Roberts smiled, now fully back in the room.
“Shelton wants no lawyer,” said Roberts. “We’ve got it in writing with witnesses. The Vorhees’ family lawyer is on his way here now. We advised the boy that he say nothing till the lawyer gets here.”
Mac looked through the window. Shelton looked tired. Jacob looked frightened and determined. Danny said something. Shelton nodded.
A few minutes later there was a knock on the door followed immediately by a lean man of about seventy in a designer business suit. The man who introduced himself as Lawrence Tabler shook Roberts’ offered hand.
Mac knew who Tabler was, a high-cost, aggressive and convincing advocate for his clients. He turned his blue eyes on Mac and said, “Detective Taylor.”

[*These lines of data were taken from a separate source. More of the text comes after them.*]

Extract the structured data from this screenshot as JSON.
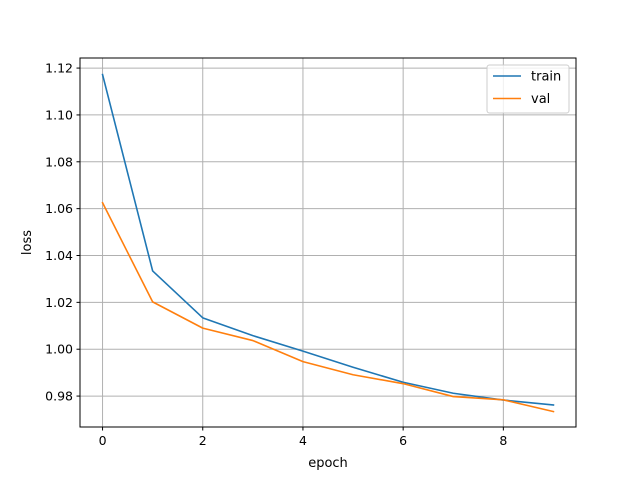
{
  "chart_data": {
    "type": "line",
    "title": "",
    "xlabel": "epoch",
    "ylabel": "loss",
    "xlim": [
      -0.45,
      9.45
    ],
    "ylim": [
      0.9668,
      1.1243
    ],
    "xticks": [
      0,
      2,
      4,
      6,
      8
    ],
    "xtick_labels": [
      "0",
      "2",
      "4",
      "6",
      "8"
    ],
    "yticks": [
      0.98,
      1.0,
      1.02,
      1.04,
      1.06,
      1.08,
      1.1,
      1.12
    ],
    "ytick_labels": [
      "0.98",
      "1.00",
      "1.02",
      "1.04",
      "1.06",
      "1.08",
      "1.10",
      "1.12"
    ],
    "grid": true,
    "legend_position": "upper right",
    "x": [
      0,
      1,
      2,
      3,
      4,
      5,
      6,
      7,
      8,
      9
    ],
    "series": [
      {
        "name": "train",
        "color": "#1f77b4",
        "values": [
          1.1172,
          1.0334,
          1.0134,
          1.0058,
          0.9992,
          0.9923,
          0.9859,
          0.9812,
          0.9783,
          0.9762
        ]
      },
      {
        "name": "val",
        "color": "#ff7f0e",
        "values": [
          1.0625,
          1.0202,
          1.009,
          1.0037,
          0.9947,
          0.9891,
          0.9853,
          0.9798,
          0.9784,
          0.9734
        ]
      }
    ]
  }
}
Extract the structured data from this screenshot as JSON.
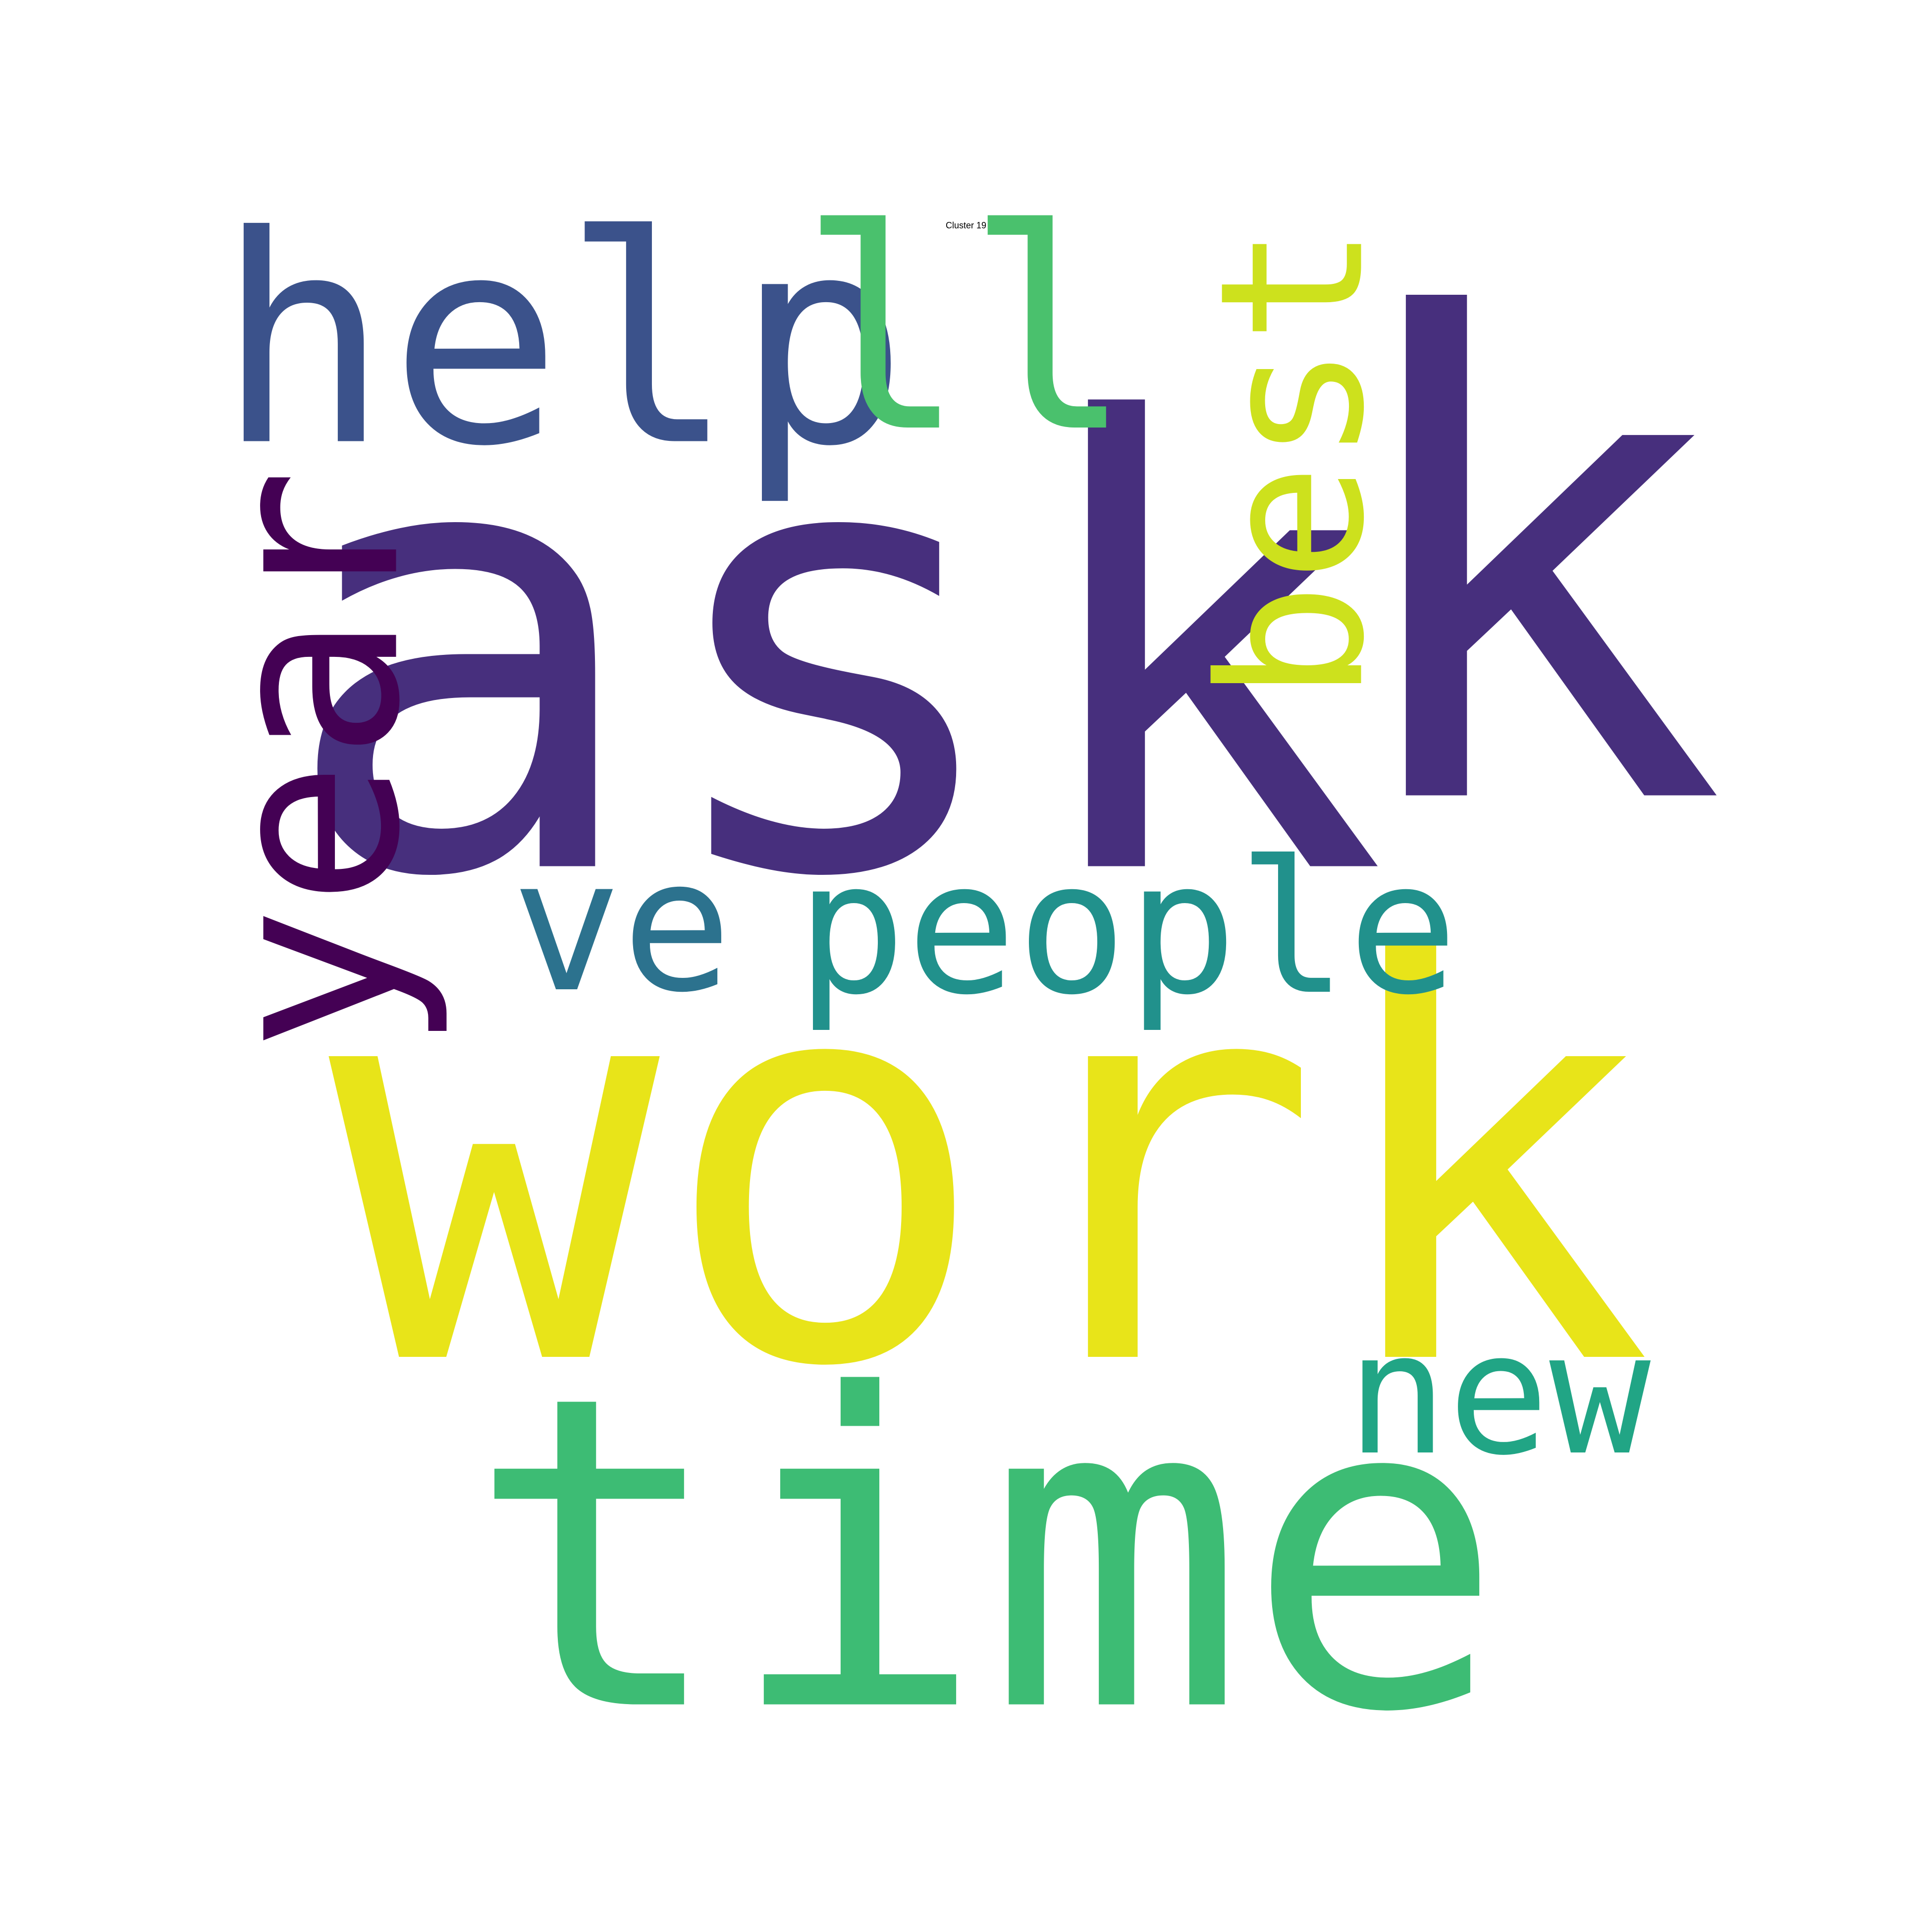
{
  "title": "Cluster 19",
  "words": [
    {
      "text": "ask",
      "color": "#472f7d",
      "orientation": "horizontal"
    },
    {
      "text": "work",
      "color": "#e8e419",
      "orientation": "horizontal"
    },
    {
      "text": "time",
      "color": "#3dbc74",
      "orientation": "horizontal"
    },
    {
      "text": "k",
      "color": "#472f7d",
      "orientation": "horizontal"
    },
    {
      "text": "help",
      "color": "#3b528b",
      "orientation": "horizontal"
    },
    {
      "text": "ll",
      "color": "#4ac16d",
      "orientation": "horizontal"
    },
    {
      "text": "best",
      "color": "#cde11d",
      "orientation": "vertical"
    },
    {
      "text": "year",
      "color": "#440154",
      "orientation": "vertical"
    },
    {
      "text": "ve",
      "color": "#2c728e",
      "orientation": "horizontal"
    },
    {
      "text": "people",
      "color": "#21918c",
      "orientation": "horizontal"
    },
    {
      "text": "new",
      "color": "#21a585",
      "orientation": "horizontal"
    }
  ],
  "colors": {
    "background": "#ffffff",
    "title": "#000000"
  }
}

“Mr. Tabler,” Mac acknowledged.
They didn’t shake hands. A little over a month after 9/11 Mac had testified as an expert witness in the trial of a man who had brutally beaten his pregnant wife to death.
Tabler had relentlessly attacked the forensic evidence, suggested alternative scenarios to explain the evidence and, finally, attacked the integrity of the entire CSI unit, finishing with Mac. Tabler had done his homework or, more likely, had someone else do it.
“You want my client convicted, don’t you, Detective?” Tabler had asked in court.
“He’s guilty,” said Mac.
“You’re sure?” Tabler said, turning to the jury.
“I’m sure.”
“Your wife died on 9/11,” Tabler said.
“She did.”
“You had a breakdown?”
“A short period of clinical depression,” said Mac. “Like most people.”
“Are you still depressed?” Tabler said, turning back to Mac.